After his competitive career, Petrescu studied the technical aspects of the sport of gymnastics, methodology, and training. In 1976, he earned a master's degree in physical education and sport from the National University of Physical Education and Sport in Bucharest, Romania, formally allowing him to coach, and setting the stage for a long coaching career. Petrescu rose through the ranks of Romanian gymnastics to become head coach of the Romanian Junior Men's and Women's National Teams, and along the way coached several Men's and Women's former Romanian Olympic team members.

In 1988, Petrescu temporarily left his family in Baia Mare, Romania, and defected to the United States, where he was hosted in Hamden, Connecticut, by his brother, Dumitru Petrescu. This is where Petrescu had his first international coaching experience as Southern Connecticut State University assistant coach to renowned gymnastics hall of famer head coach Abie Grossfeld, which he met more than 15 years earlier as part of the Romanian Teams' post-Olympics tour in 1973.

In November 1989, Petrescu accepted a coaching offer from Bruno Klaus, an old friend, ESSC head coach, and owner of the International Gymnastics School and Camp (IGC) in Stroudsburg, PA, which he also met during his post-Olympics tour in 1973. So started the longest tenure of Petrescu's coaching career where he later became director and head coach of men's and women's programs at IGC. At IGC, Petrescu had his greatest impact on USA gymnastics by coaching multiple USA Junior National Men's Team members, and multiple USA Senior National Championships competitors.

A notable achievement, and one of the highlights of Petrescu's coaching career, is the perfect 10 scored on Vault (gymnastics) during the 1998 USA Gymnastics National Championships by one of his most accomplished and longest-time gymnasts, Brent Klaus.
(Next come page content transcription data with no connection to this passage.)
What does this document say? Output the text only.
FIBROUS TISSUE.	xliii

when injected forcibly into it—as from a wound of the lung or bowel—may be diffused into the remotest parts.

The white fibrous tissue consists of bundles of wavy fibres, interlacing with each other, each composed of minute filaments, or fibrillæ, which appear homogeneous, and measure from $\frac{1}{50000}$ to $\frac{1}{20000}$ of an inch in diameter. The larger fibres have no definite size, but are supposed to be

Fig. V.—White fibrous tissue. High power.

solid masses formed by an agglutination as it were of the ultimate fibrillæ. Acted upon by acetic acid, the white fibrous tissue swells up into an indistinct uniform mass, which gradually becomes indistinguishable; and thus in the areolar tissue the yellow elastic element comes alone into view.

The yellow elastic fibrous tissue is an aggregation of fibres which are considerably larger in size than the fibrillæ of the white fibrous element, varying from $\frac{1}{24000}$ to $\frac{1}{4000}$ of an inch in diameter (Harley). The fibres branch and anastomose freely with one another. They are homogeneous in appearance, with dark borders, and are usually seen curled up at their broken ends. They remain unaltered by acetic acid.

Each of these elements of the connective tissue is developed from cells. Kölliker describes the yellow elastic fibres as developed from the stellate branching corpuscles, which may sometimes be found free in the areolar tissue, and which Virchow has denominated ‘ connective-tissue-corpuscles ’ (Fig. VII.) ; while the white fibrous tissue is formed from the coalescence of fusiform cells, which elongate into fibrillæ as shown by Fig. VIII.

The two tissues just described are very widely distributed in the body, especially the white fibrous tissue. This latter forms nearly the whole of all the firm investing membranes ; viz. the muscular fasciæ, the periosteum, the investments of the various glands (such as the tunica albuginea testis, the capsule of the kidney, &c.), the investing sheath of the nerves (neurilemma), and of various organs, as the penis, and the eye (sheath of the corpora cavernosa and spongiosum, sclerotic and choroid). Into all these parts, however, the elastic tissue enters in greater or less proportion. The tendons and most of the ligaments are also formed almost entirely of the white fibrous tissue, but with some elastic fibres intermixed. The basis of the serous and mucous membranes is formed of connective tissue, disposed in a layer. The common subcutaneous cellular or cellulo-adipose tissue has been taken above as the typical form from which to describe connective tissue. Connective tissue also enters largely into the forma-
Starting July 31, 2003, Petrescu took a several year sabbatical from IGC by accepting the position of director and head coach of the Spirals Foundation for Gymnastics at University of California, Santa Barbara (UCSB).

==Reunited with his family==
After the fall of the Romanian communist regime in December 1989, and after two and a half years apart, Petrescu was reunited with his family in the United States exactly on his 15th wedding anniversary. On July 25, 1990, his wife, Margareta, his 10-year-old son, Mihai, and his five-year-old daughter, Mihaela flew into John F. Kennedy International Airport to start their new lives together.